FRENCH and Irish threats to block the EU-Mercosur trade deal unless Brazil takes action on accelerating deforestation demonstrate the power of protest to deliver positive change.
President Emmanuel Macron might sniff that Brazil’s Jair Bolsonaro lied to him at the G20 in June, when he apparently expressed concerns for the environment.
If so, Macron is easily hoodwinked. That Bolsonaro’s government would be an environmental disaster has been obvious since before it came to power.
This is a man who revels in the name “the tropical Trump,” taking his inspiration from the world’s most powerful climate change denier; who has transferred decisions on the demarcation of indigenous lands from the National Indigenous Affairs Ministry to the agribusiness-dominated Ministry of Agriculture; who appointed a man who claims climate change is a Marxist plot to empower China as foreign minister.
Even from a president with a better record, the idea that a few verbal commitments would neutralise the threat posed to the environment by the EU-Mercosur deal is untenable. A treaty known informally as the “cows for cars” agreement was condemned by environmental campaigners as soon as its terms were known.
As eco-activist group Fern’s Perrine Fournier said when it was signed: “This trade deal is a double whammy for the planet: it will exacerbate deforestation and encourage the production of big, dirty cars.”
Well before his victory in a travesty of an election in which the frontrunner, socialist former president Luiz Inacio Lula da Silva, was barred from standing and thrown into jail on charges so flimsy they have provoked international derision, Bolsonaro had sought to exploit resentment of wealthy Westerners whose environmental protection fad was denying Brazilians the right to develop their own land.
His response to Macron’s criticisms this week is in that vein, saying his French counterpart has a “colonial mindset.”
But for all his nationalist rhetoric, Bolsonaro’s economic programme represents a step back towards semi-colonial servitude when compared with that of Workers Party leaders Lula and Dilma Rousseff, whose stress on co-operation between global South countries to resist exploitation by the main capitalist powers gave Brazil a genuinely independent foreign policy.
One that contrasts to today’s fawning on Washington and connivance at US attempts to break other Latin American countries such as Venezuela which refuse to bend the knee.
If deforestation is being driven by the home-grown agribusiness industry, the so-called “ruralistas,” these Brazilian suppliers are at the bottom of the global food chain. Tearing up regulations to facilitate the supply of raw materials to Western corporations recreates the colonial relationship.

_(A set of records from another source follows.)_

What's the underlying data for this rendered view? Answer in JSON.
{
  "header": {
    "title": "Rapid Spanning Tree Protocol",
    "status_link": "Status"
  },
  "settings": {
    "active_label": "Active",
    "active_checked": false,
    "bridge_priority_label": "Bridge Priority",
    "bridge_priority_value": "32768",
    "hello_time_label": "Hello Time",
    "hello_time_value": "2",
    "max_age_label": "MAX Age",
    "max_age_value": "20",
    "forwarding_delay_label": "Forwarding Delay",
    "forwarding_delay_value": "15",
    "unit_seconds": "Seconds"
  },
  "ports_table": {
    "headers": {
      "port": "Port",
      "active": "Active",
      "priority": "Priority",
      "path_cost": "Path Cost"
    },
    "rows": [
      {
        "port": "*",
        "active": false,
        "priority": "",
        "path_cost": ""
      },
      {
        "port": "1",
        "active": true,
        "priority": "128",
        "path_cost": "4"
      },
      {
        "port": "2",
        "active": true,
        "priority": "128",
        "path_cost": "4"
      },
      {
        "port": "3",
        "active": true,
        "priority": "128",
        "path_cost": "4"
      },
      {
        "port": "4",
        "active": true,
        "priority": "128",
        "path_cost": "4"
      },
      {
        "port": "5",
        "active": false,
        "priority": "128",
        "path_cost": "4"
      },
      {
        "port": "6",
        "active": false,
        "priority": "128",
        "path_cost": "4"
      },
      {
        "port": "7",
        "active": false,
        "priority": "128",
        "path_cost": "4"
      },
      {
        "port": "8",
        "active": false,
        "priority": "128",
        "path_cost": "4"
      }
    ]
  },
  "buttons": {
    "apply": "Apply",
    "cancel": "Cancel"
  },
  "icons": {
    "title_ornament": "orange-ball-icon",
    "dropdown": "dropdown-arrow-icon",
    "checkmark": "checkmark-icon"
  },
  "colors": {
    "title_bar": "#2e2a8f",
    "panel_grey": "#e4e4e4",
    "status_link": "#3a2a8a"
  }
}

This does not mean that Macron or Irish Taoiseach Leo Varadkar should be congratulated on their belated panic over images of the Brazilian rainforest in flames. Growing climate protest by people who have woken up to the scale of the threat is forcing politicians to act.
Macron’s fear for the planet didn’t trouble his conscience when “liberalising” the French transport system to remove restrictions on unnecessary duplication of routes by multiple companies as part of bids to deregulate and privatise the railway system.
The Amazon on fire may be more eyecatching than a green light for privateer coach travel but, like the EU-Mercosur deal itself, Macron’s transport deregulation points to a deeper problem.
The rallies demanding “system change not climate change” have grasped something the French president has not: a world economy driven by capitalism’s constant need to maximise profit is behind the unsustainable assault on the planet’s natural resources.
Treaties and institutions promoting the “free market” rights of corporations and impeding the democratic rights of peoples to stand in their way will only accelerate the destruction of the environment, even if they include supposed safeguards. This applies to the EU itself, not just the agreements it signs with other trading blocs or nations.